Pointing out this disconnect between remembering past oppression and imposing oppressive measures today, our friend Zoughbi often asks, “why does the right to exercise freedom of religion for Israeli Jews mean collective punishment for the Palestinian people?”

And yet our Palestinian friends respond with such grace. As we were sharing our experiences on Palm Sunday in Jerusalem, one friend here in Bethlehem who is a Palestinian Christian (and who has not been “allowed” to go to Jerusalem for about eight years now because the Israeli military will not issue him a permit) responded not with bitterness or hate, but instead told us that though he was not allowed to be there, he was experiencing it as we were telling of our experiences. “I was just now there with you,” he said, thinking back to when he was young and walked in that procession. I almost broke out into tears.

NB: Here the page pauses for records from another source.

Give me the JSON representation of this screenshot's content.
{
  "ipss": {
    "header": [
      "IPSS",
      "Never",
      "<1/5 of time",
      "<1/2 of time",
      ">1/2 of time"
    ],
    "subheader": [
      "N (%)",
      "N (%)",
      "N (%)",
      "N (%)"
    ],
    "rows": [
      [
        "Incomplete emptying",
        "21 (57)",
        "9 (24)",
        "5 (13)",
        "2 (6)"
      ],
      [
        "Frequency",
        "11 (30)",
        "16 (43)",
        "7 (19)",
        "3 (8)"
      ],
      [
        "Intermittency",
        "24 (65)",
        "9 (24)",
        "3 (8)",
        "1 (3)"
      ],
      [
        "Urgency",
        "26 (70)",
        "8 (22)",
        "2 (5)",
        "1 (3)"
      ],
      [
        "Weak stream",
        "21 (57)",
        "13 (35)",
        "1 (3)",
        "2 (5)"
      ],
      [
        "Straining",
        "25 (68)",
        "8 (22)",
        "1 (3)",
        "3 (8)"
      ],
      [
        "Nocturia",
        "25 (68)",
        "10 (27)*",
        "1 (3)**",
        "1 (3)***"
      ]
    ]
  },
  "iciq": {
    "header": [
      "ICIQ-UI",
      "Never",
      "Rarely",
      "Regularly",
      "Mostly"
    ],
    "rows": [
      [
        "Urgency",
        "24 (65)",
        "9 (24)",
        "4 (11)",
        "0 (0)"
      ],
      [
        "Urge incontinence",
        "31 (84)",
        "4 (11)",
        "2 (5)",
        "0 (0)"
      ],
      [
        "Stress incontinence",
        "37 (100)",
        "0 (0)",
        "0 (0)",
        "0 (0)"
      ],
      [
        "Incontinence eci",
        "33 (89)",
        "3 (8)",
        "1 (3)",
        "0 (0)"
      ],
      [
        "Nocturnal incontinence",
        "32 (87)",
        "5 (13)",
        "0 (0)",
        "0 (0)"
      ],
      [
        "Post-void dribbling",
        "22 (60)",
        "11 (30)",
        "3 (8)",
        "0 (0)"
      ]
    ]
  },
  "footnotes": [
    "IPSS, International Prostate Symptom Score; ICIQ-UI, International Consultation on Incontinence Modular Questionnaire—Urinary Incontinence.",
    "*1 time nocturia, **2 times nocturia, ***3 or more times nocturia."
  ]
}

But so many Christians who do travel to this land, seldom take the time to meet with the people, especially with Palestinians. This land is marketed and sold as a pilgrimage destination, a land full of “holy sites” and “dead stones” with little to no attention paid to the “living stones”—those Christian communities that feel most forsaken.

This is why Palm Sunday is such a paradoxical remembrance, for only five days later, those singing the praises of Jesus and the God he bore witness to 2000 years ago were calling for his crucifixion. Indeed, Jesus felt forsaken in more ways than one. This is a great challenge to me and to all of us: how are we complicit in crucifixions even today as we sing Palm Sunday praises?

Nonetheless, we do still appreciate and take the time to be present in a very spiritual way in this “holy land.” Many events throughout this week—Holy Week—are keeping us busy and keeping our minds and hearts reflective. On Good Friday morning there was another procession. This one began at 6:30am in the Old City of Jerusalem, and walked along in prayer through the Stations of the Cross, the “Via Dolorosa,” beginning at the site where Jesus was condemned by Pilate and ending at the Church of the Holy Sepulchre. On Sunday, we will return to the Church of the Holy Sepulchre to remember, pray, and give thanks for the resurrection of our Lord. We will do this later in the morning, after a 5:30am sunrise service on the Mount of Olives, looking out over the Jordan Valley to the see the sun rise, shining down on the evil and the good, the righteous and the unrighteous—a poignant reminder as a concrete wall snaking through the hillside separating Palestinian from Palestinian is illuminated by the sun’s light, that we are to strive to love and pray for all in this broken land. (Matthew 5:45)

For us what has been most meaningful though, has been those time we spent here in Bethlehem, with friends and colleagues of organizations MCC works with. One example was during Holy Week last year, when the staff of the Wi’am Palestinian Conflict Resolution Center (http://www.planet.edu/~alaslah/) in Bethlehem met every morning to read and reflect upon Scripture. For me, this was more meaningful than even visiting the Church of the Holy Sepulchre on Easter Sunday morning. For this is where Jesus truly walks among us today, among the poor and the oppressed and those forgotten and forsaken.